31 jul 2017
Kopieer citeerwijze ||
Stichting christelijke gemeente Nederland tegen NRC Media
Publicatie NRC 'Rabo stopt met Noorse broeders' niet onrechtmatig
Vzr. Rechtbank Den Haag 31 juli 2017, IEF 17174; ECLI:NL:RBDHA:2017:11324 (Stichting christelijke gemeente Nederland tegen NRC Media) In het NRC Handelsblad en NRC Next zijn diverse artikelen geschreven over de christelijke gemeente Nederland, ook wel de 'Noorse Broeders' genoemd. De artikelen gaan over de arrestatie van het bestuurslid van een goede doelen stichting van de CGN, wegens verdenking van het ten eigen voordeel uitgeven van geld van de stichting. Naar aanleiding van het recente artikel "Rabo stopt met Noorse broeders" is een kort geding aanhangig gemaakt. De CGN stelt dat de reeds artikelen onrechtmatig zijn omdat daarin onterecht beschuldigingen over kinderarbeid, belastingontduiking en fraude worden gedaan. De omstandigheid dat NRC niet beschikte over enig document waaruit blijkt dat de Rabobank haar relatie met de CGN wil beëindigen kan niet leiden tot het oordeel dat de publicatie onrechtmatig is. De vraag of de beschuldigingen in die publicaties door NRC mochten worden gedaan valt buiten het bestek van dit kort geding. CGN wil hierover een bodemprocedure beginnen. Voor zover de CGN stelt dat het verwijzen naar die beschuldigingen in dit artikel onrechtmatig is, wordt dit verworpen. Er is geen sprake van een onrechtmatige publicatie.
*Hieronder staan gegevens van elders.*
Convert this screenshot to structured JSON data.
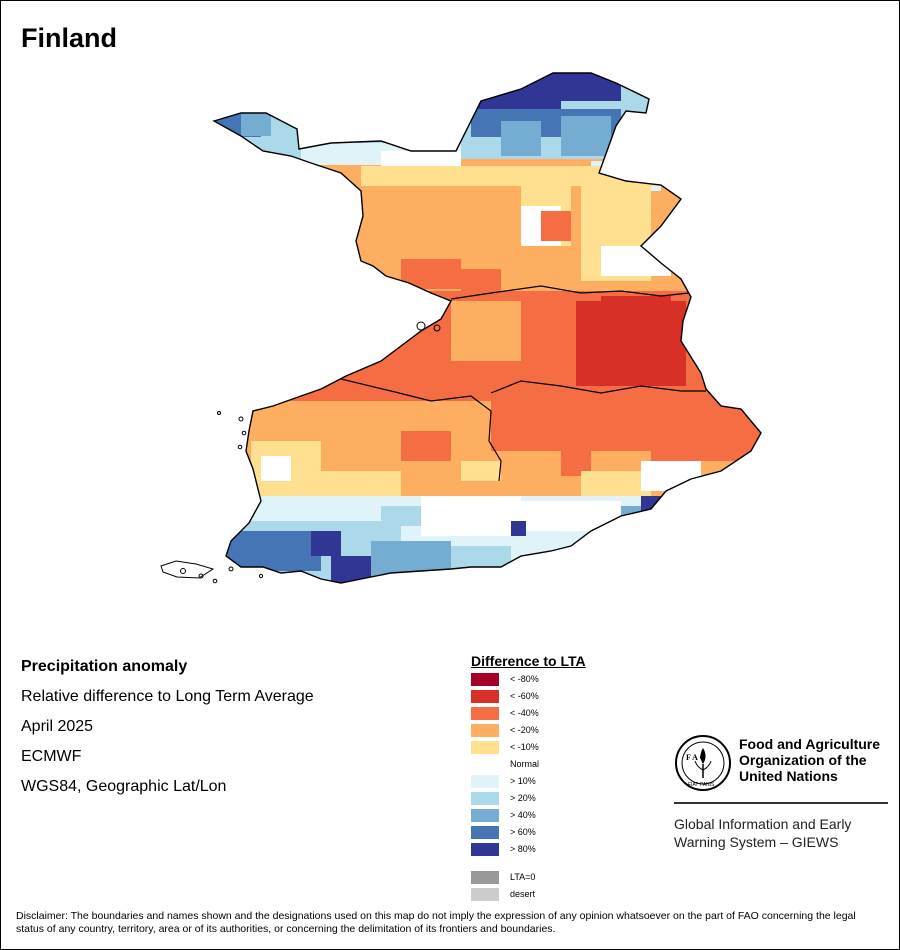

4.3. Uitgangspunt is dat toewijzing van de vorderingen van de CGN een beperking zou inhouden van het in artikel 10 lid 1 EVRM neergelegde grondrecht van NRC Media op vrijheid van meningsuiting. Een dergelijk recht kan slechts worden beperkt indien dit bij wet is voorzien en noodzakelijk is in een democratische samenleving, bijvoorbeeld ter bescherming van de goede naam en de rechten van anderen (artikel 10 lid 2 EVRM). Daarnaast dient een dergelijke beperking proportioneel te zijn. Van een beperking die bij de wet is voorzien is sprake, wanneer de uitlatingen onrechtmatig zijn in de zin van artikel 6:162 BW. Voor het antwoord op de vraag of dit het geval is, dienen alle omstandigheden van het betrokken geval in ogenschouw te worden genomen en de wederzijdse belangen te worden afgewogen. Het belang van NRC Media is dat zij vrijelijk moet kunnen publiceren over door haar geconstateerde (vermeende) misstanden of anderszins maatschappelijk relevante onderwerpen. Daar tegenover staat het belang van de CGN om gevrijwaard te blijven van berichtgeving waarin zij ten onrechte in verband wordt gebracht met strafbare feiten of gedragingen die in het maatschappelijk verkeer als diffamerend worden beschouwd.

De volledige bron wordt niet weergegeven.